Texto de: Pedro Gaião

As polêmicas envolvendo a Basílica de Santa Sofia parecem transcender os séculos. Fundada no século VI, a jóia do imperador Justiniano ostentou o título de maior catedral do mundo por praticamente mil anos, até a Catedral de Sevilha, finalizada em 1520, reivindicar tal título.

Durante esse milênio de existência extravagante, a Basílica sofreu várias mudanças, exercidas ao gosto do regime religioso vigente. Poderíamos citar a desfiguração zelosa das suas imagens, promovida pelos iconoclastas bizantinos. Ou a vergonhosa profanação de seu espaço no Saque de Constantinopla (1204), que precedeu a subsequente latinização do templo. Por mais de meio século, a partir daí, tanto a Catedral como seu Patriarcado foram expropriados pelas forças ligadas ao Papa, com o Catolicismo Romano e o rito latino imposto em ambos.

Todos estes casos, porém, se referem a conflitos entre religiões cristãs: teologias e igrejas, entre seus cismas e heresias. A Conquista Otomana (1453), que converteu a basílica numa mesquita, parece ter feito destas apenas um amontoado de disputas fúteis.

E embora meu papel aqui não seja produzir juízos de valor sobre a medida recente que reverteu o status secular da dita Basílica, o fato é que tal decisão revigorou um debate bastante conhecido no meio cristão: que a “Igreja Católica”, seja no seu sentido romano ou ortodoxo, sempre foi atacada injustamente com expropriações por seus inimigos, dos quais os muçulmanos exercem bastante proeminência.

A narrativa também tem ainda um outro propósito, mas não menos importante: a Igreja e Fé Verdadeira seriam alvo de perseguição, conforme alertado por Cristo e pelas Sagradas Escrituras. Desta forma, muito além de queixas e reclamações, a questão das expropriações também tem finalidade apologética.

Mas não pense você que isto é um debate sobre Islã. Trata-se, mais profundamente, de um debate de cosmovisão sectária e particularista, onde uma determinada instituição seria unilateralmente agredida por todos os tipos de inimigos, sejam eles internos, como protestantes e outros hereges, ou por externos, como maometanos e pagãos.

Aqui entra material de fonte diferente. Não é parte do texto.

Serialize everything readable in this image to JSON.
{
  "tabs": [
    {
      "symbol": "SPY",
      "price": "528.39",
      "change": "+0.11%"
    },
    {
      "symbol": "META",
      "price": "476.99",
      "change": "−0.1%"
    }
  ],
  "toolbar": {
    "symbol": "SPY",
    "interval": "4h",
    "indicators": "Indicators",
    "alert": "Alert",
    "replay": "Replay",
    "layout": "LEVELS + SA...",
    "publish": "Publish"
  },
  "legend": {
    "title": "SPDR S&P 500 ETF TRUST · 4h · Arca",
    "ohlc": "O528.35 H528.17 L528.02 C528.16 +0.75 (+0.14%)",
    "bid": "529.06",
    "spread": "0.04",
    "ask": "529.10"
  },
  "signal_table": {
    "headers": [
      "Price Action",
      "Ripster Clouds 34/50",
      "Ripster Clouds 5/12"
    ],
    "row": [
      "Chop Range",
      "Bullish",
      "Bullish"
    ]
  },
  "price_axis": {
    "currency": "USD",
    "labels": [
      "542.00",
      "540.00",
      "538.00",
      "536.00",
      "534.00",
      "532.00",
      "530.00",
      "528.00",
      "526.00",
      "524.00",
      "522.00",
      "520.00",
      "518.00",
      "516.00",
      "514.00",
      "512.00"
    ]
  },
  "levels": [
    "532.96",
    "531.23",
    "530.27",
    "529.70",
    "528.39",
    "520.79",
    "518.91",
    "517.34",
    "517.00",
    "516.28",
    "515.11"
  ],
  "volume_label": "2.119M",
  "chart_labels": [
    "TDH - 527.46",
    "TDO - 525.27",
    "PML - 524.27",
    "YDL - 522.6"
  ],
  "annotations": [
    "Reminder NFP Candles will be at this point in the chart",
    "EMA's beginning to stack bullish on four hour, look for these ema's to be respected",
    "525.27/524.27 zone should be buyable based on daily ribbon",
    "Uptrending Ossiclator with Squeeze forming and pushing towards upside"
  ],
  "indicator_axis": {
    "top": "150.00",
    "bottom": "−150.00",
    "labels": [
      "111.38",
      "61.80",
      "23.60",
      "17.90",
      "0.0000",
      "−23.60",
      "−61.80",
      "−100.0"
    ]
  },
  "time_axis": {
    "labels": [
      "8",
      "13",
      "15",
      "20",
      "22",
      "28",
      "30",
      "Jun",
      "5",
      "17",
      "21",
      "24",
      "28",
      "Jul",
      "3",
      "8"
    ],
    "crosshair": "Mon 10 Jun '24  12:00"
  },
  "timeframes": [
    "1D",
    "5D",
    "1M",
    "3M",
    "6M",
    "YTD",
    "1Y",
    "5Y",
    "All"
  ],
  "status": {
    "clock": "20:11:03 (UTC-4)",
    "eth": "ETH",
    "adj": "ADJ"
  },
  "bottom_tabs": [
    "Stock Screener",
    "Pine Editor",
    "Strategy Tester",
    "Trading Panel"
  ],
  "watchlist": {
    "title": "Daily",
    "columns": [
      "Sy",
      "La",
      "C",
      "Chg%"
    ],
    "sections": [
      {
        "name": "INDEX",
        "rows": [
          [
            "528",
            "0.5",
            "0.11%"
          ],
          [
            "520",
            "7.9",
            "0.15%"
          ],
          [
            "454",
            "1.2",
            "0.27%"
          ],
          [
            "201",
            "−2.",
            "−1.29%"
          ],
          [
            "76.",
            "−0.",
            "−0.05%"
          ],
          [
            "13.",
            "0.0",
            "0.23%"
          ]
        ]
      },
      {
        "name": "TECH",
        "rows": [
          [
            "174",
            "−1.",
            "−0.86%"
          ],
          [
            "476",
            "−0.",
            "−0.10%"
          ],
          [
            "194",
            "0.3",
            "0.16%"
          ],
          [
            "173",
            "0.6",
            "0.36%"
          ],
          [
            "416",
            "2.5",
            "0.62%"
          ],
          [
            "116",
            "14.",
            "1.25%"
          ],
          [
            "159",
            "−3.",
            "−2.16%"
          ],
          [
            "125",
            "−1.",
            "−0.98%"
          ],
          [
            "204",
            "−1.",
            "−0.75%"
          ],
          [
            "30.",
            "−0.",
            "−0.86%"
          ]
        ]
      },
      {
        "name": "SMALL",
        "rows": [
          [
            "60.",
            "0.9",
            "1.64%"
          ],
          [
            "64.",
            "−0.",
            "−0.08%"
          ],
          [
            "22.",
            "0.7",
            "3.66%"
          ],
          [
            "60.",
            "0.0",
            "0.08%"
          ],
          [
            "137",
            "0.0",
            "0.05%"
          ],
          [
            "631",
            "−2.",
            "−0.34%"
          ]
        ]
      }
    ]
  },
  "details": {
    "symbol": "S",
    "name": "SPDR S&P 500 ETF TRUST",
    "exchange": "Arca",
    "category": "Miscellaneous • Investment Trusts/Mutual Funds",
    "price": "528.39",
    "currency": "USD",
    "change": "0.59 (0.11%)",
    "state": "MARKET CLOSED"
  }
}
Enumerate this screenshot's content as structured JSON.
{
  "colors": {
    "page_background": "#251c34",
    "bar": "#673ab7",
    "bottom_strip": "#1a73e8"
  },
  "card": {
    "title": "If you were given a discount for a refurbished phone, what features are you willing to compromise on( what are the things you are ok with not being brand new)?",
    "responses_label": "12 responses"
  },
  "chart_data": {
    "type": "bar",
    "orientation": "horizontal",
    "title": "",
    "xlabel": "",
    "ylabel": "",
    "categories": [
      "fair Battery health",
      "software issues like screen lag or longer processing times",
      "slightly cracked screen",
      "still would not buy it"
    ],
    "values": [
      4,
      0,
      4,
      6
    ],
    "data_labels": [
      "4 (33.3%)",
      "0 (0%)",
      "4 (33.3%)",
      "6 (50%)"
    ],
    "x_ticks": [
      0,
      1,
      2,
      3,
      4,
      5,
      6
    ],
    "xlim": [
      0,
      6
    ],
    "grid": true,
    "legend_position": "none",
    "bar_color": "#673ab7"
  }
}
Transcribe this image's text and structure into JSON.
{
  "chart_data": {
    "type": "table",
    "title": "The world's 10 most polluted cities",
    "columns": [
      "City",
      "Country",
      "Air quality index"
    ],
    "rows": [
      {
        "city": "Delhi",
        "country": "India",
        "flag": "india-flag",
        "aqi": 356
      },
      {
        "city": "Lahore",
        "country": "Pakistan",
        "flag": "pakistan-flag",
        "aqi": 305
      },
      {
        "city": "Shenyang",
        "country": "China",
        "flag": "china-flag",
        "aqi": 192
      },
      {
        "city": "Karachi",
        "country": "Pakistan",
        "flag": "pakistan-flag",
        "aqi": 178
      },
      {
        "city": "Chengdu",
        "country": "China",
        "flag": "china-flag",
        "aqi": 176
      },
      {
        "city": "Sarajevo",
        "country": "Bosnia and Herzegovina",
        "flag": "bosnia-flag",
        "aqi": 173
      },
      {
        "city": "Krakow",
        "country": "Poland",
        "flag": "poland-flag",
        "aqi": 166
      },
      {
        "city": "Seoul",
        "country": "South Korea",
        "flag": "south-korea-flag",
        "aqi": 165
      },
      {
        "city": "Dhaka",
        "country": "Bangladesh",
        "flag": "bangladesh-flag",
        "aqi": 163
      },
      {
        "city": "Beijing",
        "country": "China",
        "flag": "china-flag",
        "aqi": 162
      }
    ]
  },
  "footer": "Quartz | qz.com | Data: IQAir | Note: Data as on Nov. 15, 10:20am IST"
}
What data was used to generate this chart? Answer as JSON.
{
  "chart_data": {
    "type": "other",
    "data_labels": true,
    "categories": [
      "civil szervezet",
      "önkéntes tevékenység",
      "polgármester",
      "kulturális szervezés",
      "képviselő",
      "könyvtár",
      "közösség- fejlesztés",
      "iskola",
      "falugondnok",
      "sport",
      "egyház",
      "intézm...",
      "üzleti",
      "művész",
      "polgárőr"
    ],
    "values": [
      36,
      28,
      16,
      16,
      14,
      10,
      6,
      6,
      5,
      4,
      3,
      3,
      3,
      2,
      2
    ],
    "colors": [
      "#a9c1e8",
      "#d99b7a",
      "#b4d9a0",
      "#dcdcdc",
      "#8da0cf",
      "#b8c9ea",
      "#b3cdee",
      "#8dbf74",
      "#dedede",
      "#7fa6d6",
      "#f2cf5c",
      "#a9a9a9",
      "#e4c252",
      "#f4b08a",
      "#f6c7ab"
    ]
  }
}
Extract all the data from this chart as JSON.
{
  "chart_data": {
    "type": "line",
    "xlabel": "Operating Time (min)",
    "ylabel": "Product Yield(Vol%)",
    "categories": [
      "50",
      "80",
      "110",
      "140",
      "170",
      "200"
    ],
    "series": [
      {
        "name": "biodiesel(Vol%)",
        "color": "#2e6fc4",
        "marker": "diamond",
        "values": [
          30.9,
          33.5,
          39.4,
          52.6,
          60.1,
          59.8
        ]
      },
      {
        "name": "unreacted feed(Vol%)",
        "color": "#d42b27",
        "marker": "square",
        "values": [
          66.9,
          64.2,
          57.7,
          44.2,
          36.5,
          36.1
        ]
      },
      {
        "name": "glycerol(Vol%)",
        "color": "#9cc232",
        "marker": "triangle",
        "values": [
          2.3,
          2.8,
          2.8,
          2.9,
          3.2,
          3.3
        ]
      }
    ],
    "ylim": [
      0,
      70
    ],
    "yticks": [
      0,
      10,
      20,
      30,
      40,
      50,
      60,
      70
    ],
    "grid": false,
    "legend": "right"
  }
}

Mas o que essa narrativa ignora, porém, é que desde a ascensão de Constantino os cristãos nunca se opuseram à expropriação de determinados templos pagãos sob Constantino, e mais tarde com a expropriação de todos os templos do Império Romano. E aqui não há engano: os católicos e ortodoxos modernos, como um todo, não se arrependem de fazê-lo, por nenhuma razão. Muito pelo contrário, tal ato é visto como um dever divino:

“O imperador Teodósio e o Santo Príncipe Vladimir, Igual-aos-Apóstolos, usaram toda sua autoridade como governantes para destruir templos pagãos. É verdade que alguns dos santos quebraram ídolos de ouro para distribuir aos pobres, mas eles são uma minoria: o exemplo mais lembrado sendo S. Teodoro Stratelates. Muitos santos que destruíram ídolos não o fizeram para especificamente alimentar os pobres, preferindo, ao invés disto, destruir completamente os ídolos. Muitos dos santos que destruíram ídolos o fizeram de maneira muito pública: o Mártir Polyeuctus esmagou os ídolos durante uma procissão pública! E em sua destruição, os santos não deixaram de desprezar abertamente esses “deuses” pagãos, como fez o Hieromártir Blaise. Portanto, não é a discrição que separa os santos dos iconoclastas, pois estes últimos também conspicuamente destruíram imagens.

[….]

Isso, portanto, deixa uma diferença entre os iconoclastas e os santos que destruíram ídolos, a única diferença que efetivamente separa todo iconoclasta de todo santo. Do ponto de vista ortodoxo, o pecado dos iconoclastas foi que eles destruíram, desonraram e contaminaram imagens do verdadeiro Deus e Salvador, Jesus Cristo. Os santos são celebrados por fazer exatamente o mesmo com imagens de falsos deuses. A diferença está no sujeito, ou protótipo, representado na imagem.” [1]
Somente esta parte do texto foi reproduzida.